Same sidewalk, different story.
The ache of longing so tender it almost stung.
It struck me
How love reveals itself in countless forms.
Frustration and yearning, doubt and devotion
All unfolding around me,
Like petals of the same flower,
Each moment offering a glimpse into the many faces of the human heart.

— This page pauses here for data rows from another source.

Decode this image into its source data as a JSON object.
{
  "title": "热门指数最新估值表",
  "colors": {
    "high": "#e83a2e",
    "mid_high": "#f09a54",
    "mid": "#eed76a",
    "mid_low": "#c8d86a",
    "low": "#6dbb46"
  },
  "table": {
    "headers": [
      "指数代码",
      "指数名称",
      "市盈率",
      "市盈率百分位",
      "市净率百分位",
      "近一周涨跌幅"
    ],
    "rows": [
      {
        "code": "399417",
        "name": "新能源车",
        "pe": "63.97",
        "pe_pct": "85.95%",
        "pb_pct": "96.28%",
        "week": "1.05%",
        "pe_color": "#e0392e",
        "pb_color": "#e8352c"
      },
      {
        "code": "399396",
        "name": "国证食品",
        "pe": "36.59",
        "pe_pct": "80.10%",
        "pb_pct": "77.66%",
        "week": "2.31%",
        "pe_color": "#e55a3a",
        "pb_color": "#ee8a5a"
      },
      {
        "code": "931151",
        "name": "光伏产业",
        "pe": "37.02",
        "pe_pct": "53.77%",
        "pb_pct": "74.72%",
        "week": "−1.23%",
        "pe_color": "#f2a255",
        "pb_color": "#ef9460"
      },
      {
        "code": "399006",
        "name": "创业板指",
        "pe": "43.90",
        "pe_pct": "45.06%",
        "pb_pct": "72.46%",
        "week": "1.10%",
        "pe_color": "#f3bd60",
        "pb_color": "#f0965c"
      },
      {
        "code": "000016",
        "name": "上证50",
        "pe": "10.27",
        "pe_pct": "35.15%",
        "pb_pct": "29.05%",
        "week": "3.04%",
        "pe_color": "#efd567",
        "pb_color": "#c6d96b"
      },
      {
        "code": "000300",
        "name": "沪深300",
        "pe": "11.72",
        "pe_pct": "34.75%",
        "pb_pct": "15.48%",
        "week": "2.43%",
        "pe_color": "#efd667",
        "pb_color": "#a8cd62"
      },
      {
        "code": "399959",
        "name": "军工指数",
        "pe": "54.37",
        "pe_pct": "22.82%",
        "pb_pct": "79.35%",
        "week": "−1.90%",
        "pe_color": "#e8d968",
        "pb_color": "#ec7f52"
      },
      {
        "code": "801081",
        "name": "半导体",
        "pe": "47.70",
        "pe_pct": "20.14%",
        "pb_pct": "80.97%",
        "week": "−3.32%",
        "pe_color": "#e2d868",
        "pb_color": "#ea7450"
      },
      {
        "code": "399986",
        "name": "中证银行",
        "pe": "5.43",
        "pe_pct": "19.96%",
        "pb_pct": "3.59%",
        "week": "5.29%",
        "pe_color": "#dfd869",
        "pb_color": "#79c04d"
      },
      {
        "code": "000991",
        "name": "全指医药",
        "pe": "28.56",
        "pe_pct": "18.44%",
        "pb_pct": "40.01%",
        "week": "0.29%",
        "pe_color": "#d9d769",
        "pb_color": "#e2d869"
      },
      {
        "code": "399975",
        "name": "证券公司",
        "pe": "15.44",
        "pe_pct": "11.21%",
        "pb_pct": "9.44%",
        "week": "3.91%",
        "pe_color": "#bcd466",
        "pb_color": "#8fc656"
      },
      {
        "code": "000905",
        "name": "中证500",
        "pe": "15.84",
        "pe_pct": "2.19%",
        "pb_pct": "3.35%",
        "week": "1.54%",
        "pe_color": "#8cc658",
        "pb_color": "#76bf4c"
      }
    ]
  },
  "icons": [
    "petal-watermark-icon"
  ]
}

And in these fragments, in these fleeting dramas played out beneath the hum of passing lives,
I’m reminded of something simple and universal:
We are all just seeking peace—
In our own way, in our own time.
And in love, we find it… if only for a while.
In the beginning, love arrives like spring after a long winter.
Soft and electric,
Carrying the thrill of discovery in every glance,
Every laugh an unfolding petal.
It is the hour when the world narrows to just two hearts,
When every word feels meant,
And even silence hums with promise.
But love, like seasons, shifts.
The bloom gives way to routine.
The sparkle settles into steadiness.
And slowly, what once felt enchanted
Becomes ordinary.
I often wonder Can love truly last?
When we are just human,
Prone to forgetting, prone to fault?
Can something so tender survive the weight of expectation?
Maybe it doesn’t need to be perfect.
Maybe the beauty is that we keep showing up,
Trying again,
Hoping the quiet peace we once felt
Will visit us again
Like the breeze between car engines,
Like a voice drifting through the hum of the street.
🖤
We are all just seeking peace—
In our own way, in our own time.
And in love, we find it… if only for a while.